Other characters are distracting not so much due to egregious performances as bad makeup jobs. Making a black woman white or an Asian woman Mexican is not as easy as it sounds. Color is one thing, but facial structure is another. Perfect examples are Hallie Berry as Jocasta Ayrs; Doona Bae as a Mexican woman and Adam Ewing's freckle-faced, red-headed wife (is there such a thing as an Asian ginger?); and Hugo Weaving as matronly battle-axe Nurse Noakes, as well as a weirdly Spock-like Asian man.
In addition to taking you out of the film, this has led to accusations of racial insensitivity. The Media Action Network for Asian Americans has lambasted the filmmakers for using Caucasian actors to portray people of Asian descent, saying the choice is tantamount to yellowface. Which is a shame, because this obviously wasn't the intention. Andy Wachowski told the Huffington Post:
That's good that people are casting a critical eye. We need to cast critical eyes toward these things. What are the motivations behind directors and casting? I totally support it. But our intention is the antithesis of that idea. The intention is to talk about things that are beyond race. The character of this film is humanity, so if you look at our past work and consider what our intention might be, we ask that those people give us a chance and at least see the movie before they start casting judgment.
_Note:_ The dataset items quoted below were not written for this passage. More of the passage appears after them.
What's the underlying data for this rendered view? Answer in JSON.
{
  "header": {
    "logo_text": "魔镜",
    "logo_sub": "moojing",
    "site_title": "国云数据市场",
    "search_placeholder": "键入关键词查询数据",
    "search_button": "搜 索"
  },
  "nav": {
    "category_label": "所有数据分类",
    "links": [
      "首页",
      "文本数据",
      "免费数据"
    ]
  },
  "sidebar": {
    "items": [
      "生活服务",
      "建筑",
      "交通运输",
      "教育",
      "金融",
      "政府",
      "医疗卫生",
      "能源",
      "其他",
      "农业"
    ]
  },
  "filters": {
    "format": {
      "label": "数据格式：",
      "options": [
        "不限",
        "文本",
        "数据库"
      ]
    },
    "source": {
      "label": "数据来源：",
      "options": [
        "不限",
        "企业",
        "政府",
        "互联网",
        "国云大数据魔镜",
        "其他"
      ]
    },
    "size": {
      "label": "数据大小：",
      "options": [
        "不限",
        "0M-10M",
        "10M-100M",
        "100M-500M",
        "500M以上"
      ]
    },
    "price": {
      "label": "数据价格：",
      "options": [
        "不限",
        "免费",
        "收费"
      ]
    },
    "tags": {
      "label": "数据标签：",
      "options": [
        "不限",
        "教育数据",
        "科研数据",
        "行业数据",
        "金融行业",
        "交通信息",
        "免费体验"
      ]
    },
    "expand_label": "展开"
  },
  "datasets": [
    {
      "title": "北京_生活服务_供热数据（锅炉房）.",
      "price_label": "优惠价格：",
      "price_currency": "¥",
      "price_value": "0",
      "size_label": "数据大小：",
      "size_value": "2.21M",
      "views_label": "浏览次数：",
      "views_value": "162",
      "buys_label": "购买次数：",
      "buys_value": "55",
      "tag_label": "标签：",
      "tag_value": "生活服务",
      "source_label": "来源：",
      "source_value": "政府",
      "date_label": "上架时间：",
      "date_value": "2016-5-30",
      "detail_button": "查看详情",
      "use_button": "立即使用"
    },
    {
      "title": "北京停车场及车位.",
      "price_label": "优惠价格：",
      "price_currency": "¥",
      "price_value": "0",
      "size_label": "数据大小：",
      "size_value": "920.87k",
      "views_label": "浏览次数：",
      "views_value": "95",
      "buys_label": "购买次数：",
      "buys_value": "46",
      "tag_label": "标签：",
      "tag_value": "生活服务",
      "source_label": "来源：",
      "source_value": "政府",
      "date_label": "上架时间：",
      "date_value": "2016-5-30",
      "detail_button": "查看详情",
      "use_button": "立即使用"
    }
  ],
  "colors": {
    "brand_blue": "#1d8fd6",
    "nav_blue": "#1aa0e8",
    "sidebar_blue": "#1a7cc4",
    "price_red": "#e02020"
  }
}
Even if you find their creative choice insensitive, there's no doubt the Wachowskis' hearts are in the right place. It's all there up on the screen, in the overly earnest Hollywood moments and the grandiose classical score that accompanies them. Aided by earnest everyman Tom Hanks, the Wachowskis (and Tykwer) get all Earnest Goes To Camp on that ass. In fact, it seems the Wachowskis are so concerned with people 'getting' the film, they rarely forgo an opportunity to hammer its point home. They could have reigned it in a little, eschewed some of the schmaltz, and the film would have been better for it. This was one of my main concerns going in, and it got validated like parking. The Wachowskis are not the subtlest of filmmakers, although I'm not sure a more restrained director would have made a better film.
David Mitchell's Cloud Atlas is a bravura piece of storytelling. It showcases his chameleonic mastery of style and genre, but is so much more than an exercise in literary acrobatics. It is an emotionally resonant piece of work with humanity at its heart. By default the Tykwer/Wachowski adaptation has greatness at its core, and I think the fact that it even exists is a huge cinematic achievement. They did the best possible job of transforming the complexities of the source material for the medium of film. Even though they edited, changed, shuffled and condensed, they were true to Mitchell's vision. Like I said, they got the hard part right. Unfortunately, it is prevented from achieving greatness by superficial missteps. And for a film that is about the things that are below the surface, that is a bit of a disappointment. Still, despite its flaws, and despite my fervent love for the novel, I count Cloud Atlas as a success. Even if you think the film is a hot mess, you have to agree-- Hollywood needs ambitious failures more than it does rote perfection. And at the very least, adaptations of difficult works of literature are putting money in great writers' pockets, and they keep the internet chattering.